DESIERTO
Un jardín de delicias y placeres que saciaban la vista, el hambre y el espíritu. El atardecer le daba un tono cobrizo a todo, el agua de la fuente estaba quieta, como un espejo que duplicaba en sí la maravilla. Y el silencio se mezclaba con los aromas de los árboles frutales, dándole al que ingresara una sensación de duermevela. Como entrar en un sueño, en otra realdiad. Así lo había querido siempre y así era.
La mesa era larga, casi tanto como la fuente, y toda de mármol. Una cornucopia digna de Afrodita que rebalsaba en exquisiteces. Al resguardo de las paredes que rodeaban el jardín, nada ni nadie podía ingresar si su voluntad así no lo deseaba. De eso se trataba todo al final, de ver su deseo cumplido. El Dios le había dado una bendición, una a la medida de sus anhelo.
Los sabios al principio le avisaron de la volatilidad del carácter divino, y de cómo ése carácter influía en todo lo que hacían y daban. Pero no le importó, le hablaban con la boca llena de envidia, los ojos ávidos de oro. No comprendían la verdadera extensión de su logro.
Tenía todo a sus pies, no le quedaban ya enemigos a vencer, o riquezas que poseer. Todo gracias al don que le fue investido.
Y el jardín era la gema que coronaba eso. Incontables personas dispuestas a cumplirle el más vil capricho. Nadie podría nunca superar su figura, la bendición se había encargado de eso.
Los vasallos recorrían enormes distancias pidiéndole la bendición, “Bendiga a mi cabra, por favor”- decían arrodillados. Querían que su imposición de manos divina los salvara.
Tomó una copa para brindar en silencio, y el vino se mancilló al alcanzar la perfección. Los dones de los dioses son ambiguos sí, igual que ellos, recordó.

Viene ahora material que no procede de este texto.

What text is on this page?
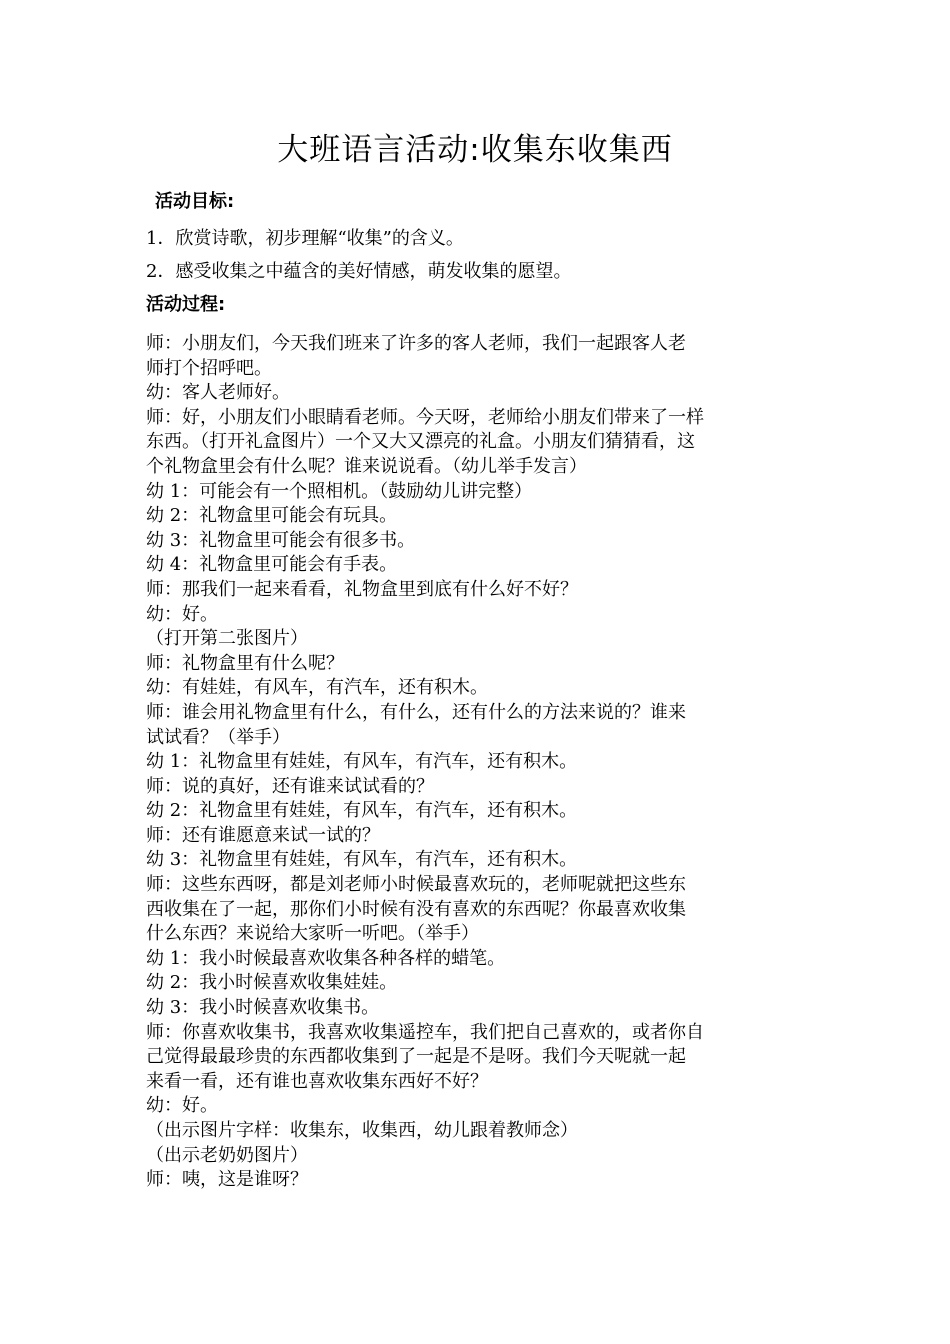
大班语言活动:收集东收集西
活动目标:
1．欣赏诗歌，初步理解“收集”的含义。
2．感受收集之中蕴含的美好情感，萌发收集的愿望。
活动过程:
师：小朋友们，今天我们班来了许多的客人老师，我们一起跟客人老
师打个招呼吧。
幼：客人老师好。
师：好，小朋友们小眼睛看老师。今天呀，老师给小朋友们带来了一样
东西。（打开礼盒图片）一个又大又漂亮的礼盒。小朋友们猜猜看，这
个礼物盒里会有什么呢？谁来说说看。（幼儿举手发言）
幼 1：可能会有一个照相机。（鼓励幼儿讲完整）
幼 2：礼物盒里可能会有玩具。
幼 3：礼物盒里可能会有很多书。
幼 4：礼物盒里可能会有手表。
师：那我们一起来看看，礼物盒里到底有什么好不好？
幼：好。
（打开第二张图片）
师：礼物盒里有什么呢？
幼：有娃娃，有风车，有汽车，还有积木。
师：谁会用礼物盒里有什么，有什么，还有什么的方法来说的？谁来
试试看？（举手）
幼 1：礼物盒里有娃娃，有风车，有汽车，还有积木。
师：说的真好，还有谁来试试看的？
幼 2：礼物盒里有娃娃，有风车，有汽车，还有积木。
师：还有谁愿意来试一试的？
幼 3：礼物盒里有娃娃，有风车，有汽车，还有积木。
师：这些东西呀，都是刘老师小时候最喜欢玩的，老师呢就把这些东
西收集在了一起，那你们小时候有没有喜欢的东西呢？你最喜欢收集
什么东西？来说给大家听一听吧。（举手）
幼 1：我小时候最喜欢收集各种各样的蜡笔。
幼 2：我小时候喜欢收集娃娃。
幼 3：我小时候喜欢收集书。
师：你喜欢收集书，我喜欢收集遥控车，我们把自己喜欢的，或者你自
己觉得最最珍贵的东西都收集到了一起是不是呀。我们今天呢就一起
来看一看，还有谁也喜欢收集东西好不好？
幼：好。
（出示图片字样：收集东，收集西，幼儿跟着教师念）
（出示老奶奶图片）
师：咦，这是谁呀？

Con la luna en alto vió como unas estatuas sin brillo lo miraban con ojos ciegos. Un desierto de la abundancia era ese jardín, pensó. Gritó pidiendo ayuda, y el eco rebotó en las estatuas quietas.
En medio de la desesperación entendió la diferencia entre tener lo que se quiere y lo que se necesita.
En un mundo inmóvil y perfecto, reodeado de oídos sordos, Midas volvió a gritar.